A study recently identified 21 existing drugs that could improve the effect of remdesivir

Remdesivir, produced by Gilead Sciences, has been marked as the drug that can fight COVID-19. Think of remdesivir then as a superhero – how much of an impact would it make without the support of others? Other drugs could significantly impact how well remdesivir acts in the human body, and make the crucial difference for patients.

A Nature study authored by a global team of scientists and led by Sumit Chanda, PhD, professor at Sanford Burnham Prebys Medical Discovery Institute, has identified 21 existing drugs that stop the replication of SARS-CoV-2, the virus that causes COVID-19.

The scientists analysed one of the world’s largest collections of known drugs for their ability to block the replication of SARS-CoV-2, and reported 100 molecules with confirmed antiviral activity in laboratory tests. Of these, 21 drugs were determined to be effective at concentrations that could be safely achieved in patients. Notably, four of these compounds were found to work synergistically with remdesivir, a current standard-of-care treatment for COVID-19.

Chanda, director of the Immunity and Pathogenesis Program at Sanford Burnham Prebys and senior author of the study, commented:

“Remdesivir has proven successful at shortening the recovery time for patients in the hospital, but the drug doesn’t work for everyone who receives it. That’s not good enough.

“As infection rates continue to rise in America and around the world, the urgency remains to find affordable, effective, and readily available drugs that can complement the use of remdesivir, as well as drugs that could be given prophylactically or at the first sign of infection on an outpatient basis.”

The story behind the 21 drugs

In the study, the research team performed extensive testing and validation studies, including evaluating the drugs on human lung biopsies that were infected with the virus, evaluating the drugs for synergies with remdesivir, and establishing dose-response relationships between the drugs and antiviral activity.

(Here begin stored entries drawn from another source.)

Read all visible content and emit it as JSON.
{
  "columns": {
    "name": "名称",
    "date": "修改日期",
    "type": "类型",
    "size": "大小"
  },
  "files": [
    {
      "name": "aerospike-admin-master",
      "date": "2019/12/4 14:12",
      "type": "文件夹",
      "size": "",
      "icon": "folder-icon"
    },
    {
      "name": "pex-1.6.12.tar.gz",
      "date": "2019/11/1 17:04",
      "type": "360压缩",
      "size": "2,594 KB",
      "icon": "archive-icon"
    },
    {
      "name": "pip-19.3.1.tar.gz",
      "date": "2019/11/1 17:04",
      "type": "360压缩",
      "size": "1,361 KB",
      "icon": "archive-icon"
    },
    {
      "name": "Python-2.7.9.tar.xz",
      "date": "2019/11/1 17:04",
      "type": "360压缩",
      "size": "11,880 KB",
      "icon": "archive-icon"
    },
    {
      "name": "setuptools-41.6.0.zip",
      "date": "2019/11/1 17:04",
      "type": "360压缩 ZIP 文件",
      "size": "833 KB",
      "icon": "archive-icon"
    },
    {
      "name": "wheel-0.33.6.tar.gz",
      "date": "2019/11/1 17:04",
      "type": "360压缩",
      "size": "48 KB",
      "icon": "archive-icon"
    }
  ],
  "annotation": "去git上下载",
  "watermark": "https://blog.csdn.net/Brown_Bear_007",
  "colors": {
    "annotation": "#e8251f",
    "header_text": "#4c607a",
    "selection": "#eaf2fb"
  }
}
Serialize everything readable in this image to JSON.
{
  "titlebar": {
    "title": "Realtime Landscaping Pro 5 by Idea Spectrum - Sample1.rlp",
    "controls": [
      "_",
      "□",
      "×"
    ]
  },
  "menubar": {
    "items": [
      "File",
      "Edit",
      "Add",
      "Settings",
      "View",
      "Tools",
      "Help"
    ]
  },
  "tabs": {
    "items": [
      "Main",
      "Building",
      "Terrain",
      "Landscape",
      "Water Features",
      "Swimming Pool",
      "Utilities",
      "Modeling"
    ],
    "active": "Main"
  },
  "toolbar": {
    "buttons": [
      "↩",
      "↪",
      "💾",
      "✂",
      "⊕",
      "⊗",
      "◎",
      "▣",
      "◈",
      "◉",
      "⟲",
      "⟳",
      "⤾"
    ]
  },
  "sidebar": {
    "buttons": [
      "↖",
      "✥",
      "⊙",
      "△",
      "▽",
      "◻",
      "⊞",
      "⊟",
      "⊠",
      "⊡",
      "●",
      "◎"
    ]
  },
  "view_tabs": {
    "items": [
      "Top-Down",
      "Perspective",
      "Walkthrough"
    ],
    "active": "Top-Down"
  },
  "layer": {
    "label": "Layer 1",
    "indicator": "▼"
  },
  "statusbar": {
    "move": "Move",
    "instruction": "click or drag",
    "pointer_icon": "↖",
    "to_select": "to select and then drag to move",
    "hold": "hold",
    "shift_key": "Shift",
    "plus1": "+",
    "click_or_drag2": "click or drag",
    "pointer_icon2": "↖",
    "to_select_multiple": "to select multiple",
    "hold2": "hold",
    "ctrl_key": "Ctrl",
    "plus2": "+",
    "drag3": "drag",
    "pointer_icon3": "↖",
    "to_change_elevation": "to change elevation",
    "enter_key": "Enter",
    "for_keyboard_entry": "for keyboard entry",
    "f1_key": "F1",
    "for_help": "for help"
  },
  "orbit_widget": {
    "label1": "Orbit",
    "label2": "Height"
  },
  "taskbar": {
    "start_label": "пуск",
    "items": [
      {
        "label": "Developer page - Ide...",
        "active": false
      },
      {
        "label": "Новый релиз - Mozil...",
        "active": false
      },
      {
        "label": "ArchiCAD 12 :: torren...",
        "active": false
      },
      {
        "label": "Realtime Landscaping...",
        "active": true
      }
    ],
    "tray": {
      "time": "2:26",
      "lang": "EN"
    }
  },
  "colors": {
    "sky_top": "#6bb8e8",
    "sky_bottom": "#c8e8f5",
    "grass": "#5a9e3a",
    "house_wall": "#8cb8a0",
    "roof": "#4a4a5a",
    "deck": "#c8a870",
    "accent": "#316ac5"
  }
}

Of the 21 drugs that were effective at blocking viral replication, the scientists found:

• 13 have previously entered clinical trials for other indications and are effective at concentrations, or doses, that could potentially be safely achieved in COVID-19 patients.
• Two are already FDA approved: astemizole (allergies), clofazamine (leprosy), and remdesivir has received Emergency Use Authorization from the agency (COVID-19).
• Four worked synergistically with remdesivir, including the chloroquine derivative hanfangchin A (tetrandrine), an antimalarial drug that has reached Phase 3 clinical trials.

Chanda further said:

“This study significantly expands the possible therapeutic options for COVID-19 patients, especially since many of the molecules already have clinical safety data in humans. This report provides the scientific community with a larger arsenal of potential weapons that may help bring the ongoing global pandemic to heel.”

“Based on our current analysis, clofazimine, hanfangchin A, apilimod and ONO 5334 represent the best near-term options for an effective COVID-19 treatment.

“While some of these drugs are currently in clinical trials for COVID-19, we believe it’s important to pursue additional drug candidates so we have multiple therapeutic options if SARS-CoV-2 becomes drug resistant.”

The researchers are currently testing all 21 compounds in small animal models and “mini lungs,” or lung organoids, that mimic human tissue. If these studies are favourable, the team will approach the US Food and Drug Administration (FDA) to discuss a clinical trial evaluating the drugs as treatments for COVID-19.

Examining over 12,000 drugs to find 21 

The drugs were first identified by high-throughput screening of more than 12,000 drugs from the ReFRAME drug repurposing collection–the most comprehensive drug repurposing collection of compounds that have been approved by the FDA for other diseases or that have been tested extensively for human safety.

Arnab Chatterjee, PhD, vice president of medicinal chemistry at Calibr and co-author on the paper, says ReFRAME was established to tackle areas of urgent unmet medical need, especially neglected tropical diseases. Dr Chatterjee commented:

“We realized early in the COVID-19 pandemic that ReFRAME would be an invaluable resource for screening for drugs to repurpose against the novel coronavirus,” says Chatterjee.

The drug screen was completed as rapidly as possible due to Chanda’s partnership with the scientist who discovered the first SARS virus, Kwok-Yung Yuen, M.D., chair of Infectious Diseases at the University of Hong Kong; and Shuofeng Yuan, Ph.D., assistant research professor in the Department of Microbiology at the University of Hong Kong, who had access to the SARS-CoV-2 virus in February 2020.